Investors are wary of debt-laden companies put on the IPO block by private-equity firms. An example is the Dole Food Co. IPO that was priced at the low end of its expected range, closed lower on its offering day in October and has since declined.

Rather than focus on one market sector, an investor should examine each IPO carefully to see if it makes sense, Menlow advised. Years ago, investors couldn’t care less what an IPO did because they just wanted in on the deal, resulting in "a lot of dogs with fleas" among those IPOs, he said.

"We’re in the last stage of a double-dip recession and starting to see some rays of sunshine in the IPO market," said Linda Killian, portfolio manager of IPO Plus Aftermarket Fund in Greenwich, Conn., up 16 percent over the past 12 months. "The IPOs that have come to market have been priced to sell."

Getting the 2009 IPO market off on the right foot was Mead Johnson Nutrition Co., a quality spin-off from Bristol-Myers Squibb Co. whose IPO was priced right, Killian noted. When that success was followed by Rosetta Stone Inc instant payday loan., another viable growth company, other firms were enticed to come to market, too.

IPO Plus Aftermarket Fund, which requires a $5,000 initial investment, buys a portfolio of IPO stocks at the time of the offering and in their subsequent aftermarket trading. The largest of the fund’s 23 holdings were recently Visa Inc., Constant Contact Inc., Athena Health Inc., Mead Johnson and Rackspace Hosting Inc.

"Individual investors can look for good IPOs that have traded down since they were offered," said Killian. "For instance, RailAmerica Inc. is below its IPO price and, although leveraged, is a well-run regional freight railroad operating in 27 states and part of Canada that has fared well in the economic downturn."

Institutional investors still drive the overall IPO market, since only select investors at full-service brokers typically get the opportunity to invest in IPOs. Most average investors invest in IPOs on the secondary market after their initial price pop.
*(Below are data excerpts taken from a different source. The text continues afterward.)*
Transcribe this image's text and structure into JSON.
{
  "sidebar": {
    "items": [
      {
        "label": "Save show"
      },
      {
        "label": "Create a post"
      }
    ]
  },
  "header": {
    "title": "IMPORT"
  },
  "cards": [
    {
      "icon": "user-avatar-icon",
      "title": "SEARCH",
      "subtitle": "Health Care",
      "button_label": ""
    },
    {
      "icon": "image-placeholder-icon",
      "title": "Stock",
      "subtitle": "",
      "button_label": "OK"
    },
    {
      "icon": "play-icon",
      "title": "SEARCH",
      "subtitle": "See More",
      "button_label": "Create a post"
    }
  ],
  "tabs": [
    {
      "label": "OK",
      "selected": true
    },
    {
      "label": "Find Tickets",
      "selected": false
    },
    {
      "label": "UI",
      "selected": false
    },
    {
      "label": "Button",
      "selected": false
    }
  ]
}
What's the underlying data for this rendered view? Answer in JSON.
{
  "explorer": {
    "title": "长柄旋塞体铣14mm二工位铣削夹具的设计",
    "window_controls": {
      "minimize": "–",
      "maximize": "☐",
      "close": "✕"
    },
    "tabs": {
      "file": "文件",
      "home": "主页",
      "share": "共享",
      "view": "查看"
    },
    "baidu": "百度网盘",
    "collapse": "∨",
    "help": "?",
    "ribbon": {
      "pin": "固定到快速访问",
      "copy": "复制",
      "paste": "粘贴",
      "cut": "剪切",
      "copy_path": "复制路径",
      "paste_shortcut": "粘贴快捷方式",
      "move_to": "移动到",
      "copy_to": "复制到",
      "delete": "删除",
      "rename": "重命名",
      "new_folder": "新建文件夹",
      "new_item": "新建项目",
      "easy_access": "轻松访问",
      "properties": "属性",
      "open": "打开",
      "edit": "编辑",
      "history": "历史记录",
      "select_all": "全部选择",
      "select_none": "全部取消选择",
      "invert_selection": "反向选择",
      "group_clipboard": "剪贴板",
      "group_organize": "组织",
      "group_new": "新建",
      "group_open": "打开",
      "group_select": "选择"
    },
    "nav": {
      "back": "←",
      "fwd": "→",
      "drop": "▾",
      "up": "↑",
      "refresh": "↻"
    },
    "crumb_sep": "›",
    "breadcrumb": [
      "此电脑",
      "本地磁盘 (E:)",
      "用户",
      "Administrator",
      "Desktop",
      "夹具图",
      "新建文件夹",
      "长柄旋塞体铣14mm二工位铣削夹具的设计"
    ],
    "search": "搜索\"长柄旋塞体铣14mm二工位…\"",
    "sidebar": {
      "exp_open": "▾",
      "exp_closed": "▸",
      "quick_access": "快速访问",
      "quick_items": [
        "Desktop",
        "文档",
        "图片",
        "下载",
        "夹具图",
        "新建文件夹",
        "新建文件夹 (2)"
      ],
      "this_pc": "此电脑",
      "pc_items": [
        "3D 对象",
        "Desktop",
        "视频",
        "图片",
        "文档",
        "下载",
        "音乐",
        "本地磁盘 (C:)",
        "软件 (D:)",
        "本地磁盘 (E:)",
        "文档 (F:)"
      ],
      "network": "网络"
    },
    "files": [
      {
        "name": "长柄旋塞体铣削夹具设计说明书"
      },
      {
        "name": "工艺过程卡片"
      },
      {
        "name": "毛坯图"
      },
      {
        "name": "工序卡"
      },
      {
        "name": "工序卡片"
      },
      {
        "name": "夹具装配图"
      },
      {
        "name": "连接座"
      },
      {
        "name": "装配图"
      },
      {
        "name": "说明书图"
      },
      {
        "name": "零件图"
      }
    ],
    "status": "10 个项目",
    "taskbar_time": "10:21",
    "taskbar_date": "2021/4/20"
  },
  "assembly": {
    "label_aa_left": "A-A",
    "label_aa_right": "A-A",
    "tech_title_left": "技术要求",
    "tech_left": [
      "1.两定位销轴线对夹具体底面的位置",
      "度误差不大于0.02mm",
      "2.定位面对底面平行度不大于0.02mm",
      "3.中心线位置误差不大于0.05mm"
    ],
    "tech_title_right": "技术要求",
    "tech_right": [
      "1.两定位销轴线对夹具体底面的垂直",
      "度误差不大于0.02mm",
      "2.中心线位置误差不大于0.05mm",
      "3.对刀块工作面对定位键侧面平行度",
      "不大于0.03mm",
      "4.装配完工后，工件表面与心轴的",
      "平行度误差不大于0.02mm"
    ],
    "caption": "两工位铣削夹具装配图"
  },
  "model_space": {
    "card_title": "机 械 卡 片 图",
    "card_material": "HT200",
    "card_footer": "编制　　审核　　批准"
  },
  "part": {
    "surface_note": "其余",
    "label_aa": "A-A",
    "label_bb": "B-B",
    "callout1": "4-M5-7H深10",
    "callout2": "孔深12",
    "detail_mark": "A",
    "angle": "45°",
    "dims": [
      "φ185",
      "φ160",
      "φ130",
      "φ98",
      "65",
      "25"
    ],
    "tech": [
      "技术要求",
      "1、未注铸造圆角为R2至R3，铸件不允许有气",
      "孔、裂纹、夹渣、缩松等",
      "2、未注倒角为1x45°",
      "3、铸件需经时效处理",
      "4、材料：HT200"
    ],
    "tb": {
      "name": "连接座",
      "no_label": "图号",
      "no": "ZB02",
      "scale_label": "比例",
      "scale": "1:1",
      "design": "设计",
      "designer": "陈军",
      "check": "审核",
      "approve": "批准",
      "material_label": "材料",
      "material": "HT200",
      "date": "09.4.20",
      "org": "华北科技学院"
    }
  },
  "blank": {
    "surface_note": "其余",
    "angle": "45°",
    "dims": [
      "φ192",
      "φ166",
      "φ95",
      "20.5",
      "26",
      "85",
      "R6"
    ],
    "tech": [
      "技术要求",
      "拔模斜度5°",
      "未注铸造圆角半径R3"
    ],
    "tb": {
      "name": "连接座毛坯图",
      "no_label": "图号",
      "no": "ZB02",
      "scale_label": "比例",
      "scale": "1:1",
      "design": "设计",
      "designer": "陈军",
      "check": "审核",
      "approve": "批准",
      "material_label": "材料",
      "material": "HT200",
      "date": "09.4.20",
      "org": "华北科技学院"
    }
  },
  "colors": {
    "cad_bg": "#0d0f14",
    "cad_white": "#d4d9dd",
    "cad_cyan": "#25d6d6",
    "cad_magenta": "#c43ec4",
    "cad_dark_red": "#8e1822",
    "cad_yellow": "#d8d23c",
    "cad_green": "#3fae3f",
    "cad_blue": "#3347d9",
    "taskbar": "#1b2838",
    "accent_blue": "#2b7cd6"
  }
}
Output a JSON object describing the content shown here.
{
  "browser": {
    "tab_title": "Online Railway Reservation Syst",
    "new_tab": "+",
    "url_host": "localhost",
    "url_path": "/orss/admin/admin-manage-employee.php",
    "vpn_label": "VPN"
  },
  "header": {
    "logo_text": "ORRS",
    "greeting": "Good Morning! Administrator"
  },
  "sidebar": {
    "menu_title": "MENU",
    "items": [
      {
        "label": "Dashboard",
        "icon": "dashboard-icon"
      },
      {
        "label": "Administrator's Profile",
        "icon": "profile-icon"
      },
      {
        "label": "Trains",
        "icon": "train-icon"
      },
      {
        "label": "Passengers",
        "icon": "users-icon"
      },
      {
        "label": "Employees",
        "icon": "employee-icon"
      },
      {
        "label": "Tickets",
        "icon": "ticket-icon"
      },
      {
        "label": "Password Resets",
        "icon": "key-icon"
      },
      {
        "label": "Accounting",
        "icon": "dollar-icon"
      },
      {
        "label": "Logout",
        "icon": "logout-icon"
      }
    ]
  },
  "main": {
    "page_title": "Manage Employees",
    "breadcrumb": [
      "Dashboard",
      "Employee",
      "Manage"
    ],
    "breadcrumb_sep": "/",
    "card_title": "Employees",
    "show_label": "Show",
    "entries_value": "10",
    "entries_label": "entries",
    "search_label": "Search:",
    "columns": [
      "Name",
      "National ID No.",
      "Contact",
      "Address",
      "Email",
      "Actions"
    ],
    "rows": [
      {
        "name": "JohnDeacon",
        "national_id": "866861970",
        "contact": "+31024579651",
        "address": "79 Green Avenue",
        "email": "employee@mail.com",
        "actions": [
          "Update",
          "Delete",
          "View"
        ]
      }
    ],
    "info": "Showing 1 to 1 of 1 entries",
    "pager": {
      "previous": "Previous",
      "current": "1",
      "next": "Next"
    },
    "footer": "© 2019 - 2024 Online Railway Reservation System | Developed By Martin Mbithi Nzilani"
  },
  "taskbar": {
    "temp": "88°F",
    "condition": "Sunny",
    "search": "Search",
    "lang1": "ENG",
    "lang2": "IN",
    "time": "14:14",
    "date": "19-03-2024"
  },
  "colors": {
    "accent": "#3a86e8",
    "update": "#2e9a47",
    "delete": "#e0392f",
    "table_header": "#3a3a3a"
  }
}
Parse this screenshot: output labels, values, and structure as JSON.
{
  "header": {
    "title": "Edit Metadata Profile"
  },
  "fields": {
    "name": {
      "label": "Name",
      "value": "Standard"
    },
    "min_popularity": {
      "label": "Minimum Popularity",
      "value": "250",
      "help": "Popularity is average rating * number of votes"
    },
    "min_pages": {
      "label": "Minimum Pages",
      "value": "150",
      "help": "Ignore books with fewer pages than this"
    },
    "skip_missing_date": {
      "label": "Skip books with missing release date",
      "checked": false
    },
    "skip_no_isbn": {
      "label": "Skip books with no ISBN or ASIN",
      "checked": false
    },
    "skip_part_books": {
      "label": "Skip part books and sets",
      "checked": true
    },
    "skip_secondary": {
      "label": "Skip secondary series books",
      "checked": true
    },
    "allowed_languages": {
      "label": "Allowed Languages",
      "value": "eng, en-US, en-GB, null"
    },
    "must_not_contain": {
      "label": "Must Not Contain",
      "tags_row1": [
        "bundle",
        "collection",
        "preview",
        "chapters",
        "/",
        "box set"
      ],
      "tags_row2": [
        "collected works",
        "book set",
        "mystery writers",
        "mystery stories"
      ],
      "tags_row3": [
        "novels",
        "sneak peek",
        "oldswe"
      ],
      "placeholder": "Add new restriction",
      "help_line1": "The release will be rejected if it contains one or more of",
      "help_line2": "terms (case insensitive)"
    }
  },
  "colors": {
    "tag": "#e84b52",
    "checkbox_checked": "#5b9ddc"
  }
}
IPO Plus Aftermarket Fund is another way of doing that.

"The overall stock market is driving the IPO market, which is playing catch-up," explained John Fitzgibbon, founder of IPOScoop.com in Edison, N.J. "The IPO market is a follower, not a leader, and you must have a good stock market in order to get a good IPO market."

Among financial IPOs, Cypress Sharpridge Investments Inc. and Invesco Mortgage Capital Inc. have made gains, pointed out Fitzgibbon, but "the rest are underwater." Some real estate investment trusts also attempted to sweep up toxic assets into IPOs to get rid of them, but those IPOs have stumbled, he said.

"I always keep an eye on the initial IPO filing versus the final filing, since an increase indicates excessive demand and therefore likely good aftermarket performance," he said.

Rue21 Inc., a fast-growing specialty retailer for young women and men whose recent IPO was priced above its expected range and ended its offering day up 28 percent, is "a barn-burner," believes Fitzgibbon. It has had rapid growth and rising profits while displaying ability to predict fads, he said.

He is less enthusiastic about Dollar General Corp., the largest retail-store IPO in more than a dozen years, because it was loaded with debt by Kolberg Kravis Roberts and "pushed out the door as an IPO." But even though that IPO was priced at the low end of its expected range, it has since risen in price based on current investor confidence in discount retailer prospects.